L’ordinanza, il cui responsabile del procedimento è il comandante della Polizia Municipale, Diego Peruga, fa perno sulla recente Legge n.48 del 2017 che contiene misure per la sicurezza delle città ampliando la sfera di poteri dei sindaci in materia di sicurezza e contrasto all’illegalità.

L’ordinanza riguarda le vie Rochester, Maestri del Lavoro, Michele Cardella, via Degli Orti, via Cavour, via Piazza Armerina, Traversa via Regina Elena e viale Testasecca. Ovvero le strade dove tradizionalmente (con un’impennata negli ultimi tempi in via Rochester e via degli Orti), viene praticata la prostituzione in strada.

Il punto di partenza è che “le persone dedite alla prostituzione sono spesso vittime della tratta degli esseri umani e sfruttate da organizzazioni criminali”, si legge nell’ordinanza del sindaco, “generando spesso episodi di tensione nella cittadinanza e compromette le condizioni di normale vivibilità dei luoghi interessati”.

A corredo dell’istruttoria vi sono poi motivazioni legate alla sicurezza stradale ed alla viabilità, resa meno sicura da manovre imprudenti spesso associate a comportamenti dei clienti.

Dunque “e’ fatto divieto a chiunque, nelle aree, nei luoghi pubblici, spazi aperti o visibili al pubblico di porre in essere, comportamenti diretti, in modo non equivoco, ad offrire prestazioni sessuali a pagamento”.

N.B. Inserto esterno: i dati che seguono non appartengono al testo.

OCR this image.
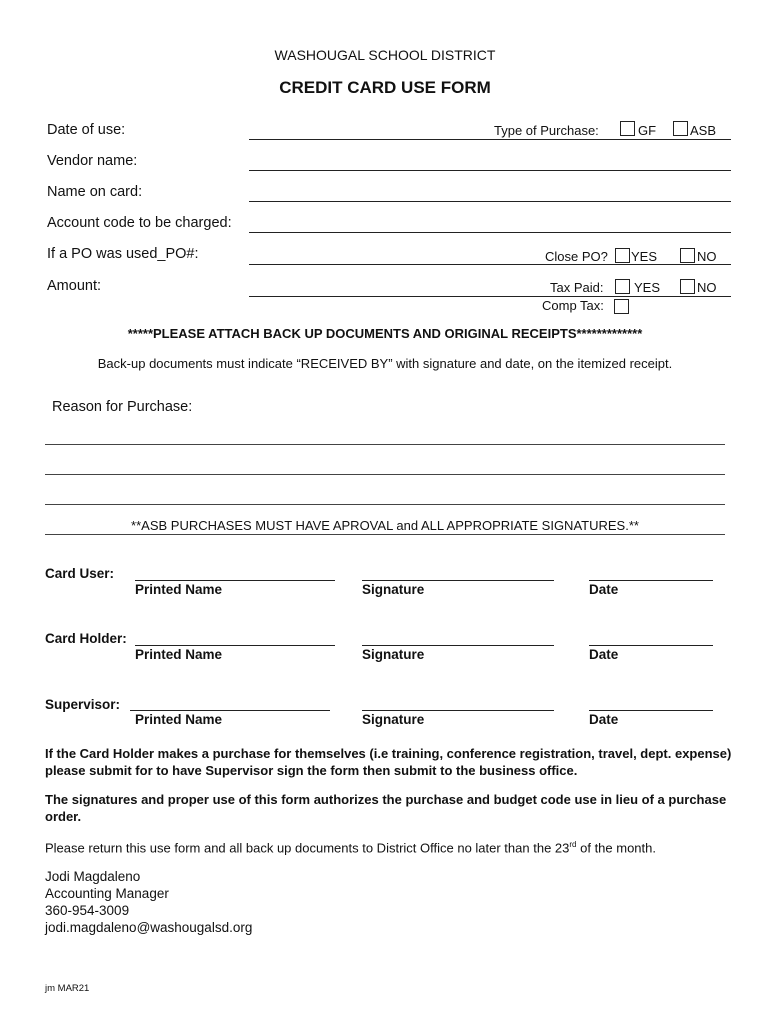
WASHOUGAL SCHOOL DISTRICT
CREDIT CARD USE FORM
Date of use:
Vendor name:
Name on card:
Account code to be charged:
If a PO was used_PO#:
Amount:
Type of Purchase:	GF	ASB
Close PO? YES	NO
Tax Paid: YES	NO
Comp Tax:
*****PLEASE ATTACH BACK UP DOCUMENTS AND ORIGINAL RECEIPTS*************
Back-up documents must indicate “RECEIVED BY” with signature and date, on the itemized receipt.
Reason for Purchase:
**ASB PURCHASES MUST HAVE APROVAL and ALL APPROPRIATE SIGNATURES.**
Card User:
Printed Name	Signature	Date
Card Holder:
Printed Name	Signature	Date
Supervisor:
Printed Name	Signature	Date
If the Card Holder makes a purchase for themselves (i.e training, conference registration, travel, dept. expense) please submit for to have Supervisor sign the form then submit to the business office.
The signatures and proper use of this form authorizes the purchase and budget code use in lieu of a purchase order.
Please return this use form and all back up documents to District Office no later than the 23rd of the month.
Jodi Magdaleno
Accounting Manager
360-954-3009
jodi.magdaleno@washougalsd.org
jm MAR21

Effettuata la contestazione, la sanzione prevista non sarà applicata nei confronti della persona che esercita la prostituzione qualora risulti che sia vittima di violenza o di grave sfruttamento ovvero in stato di particolare disagio.

Previsto in questi casi l’intervento dei servizi sociali del Comune di Caltanissetta o di organizzazioni non governative che abbiano tra le finalità quella dell’assistenza, del recupero e dell’integrazione sociale delle vittime di violenza o di grave sfruttamento, le quali potranno essere avviate a programmi di sostegno e reinserimento psicologico e sociale attivi sul territorio comunale per il loro recupero.

Sarà compito dell’Amministrazione Comunale di Caltanissetta offrire alle persone che aderiranno a tali programmi, servizi idonei ad agevolare l’integrazione ed il reinserimento sociale. La sanzione verrà comunque irrogata nei confronti del cliente.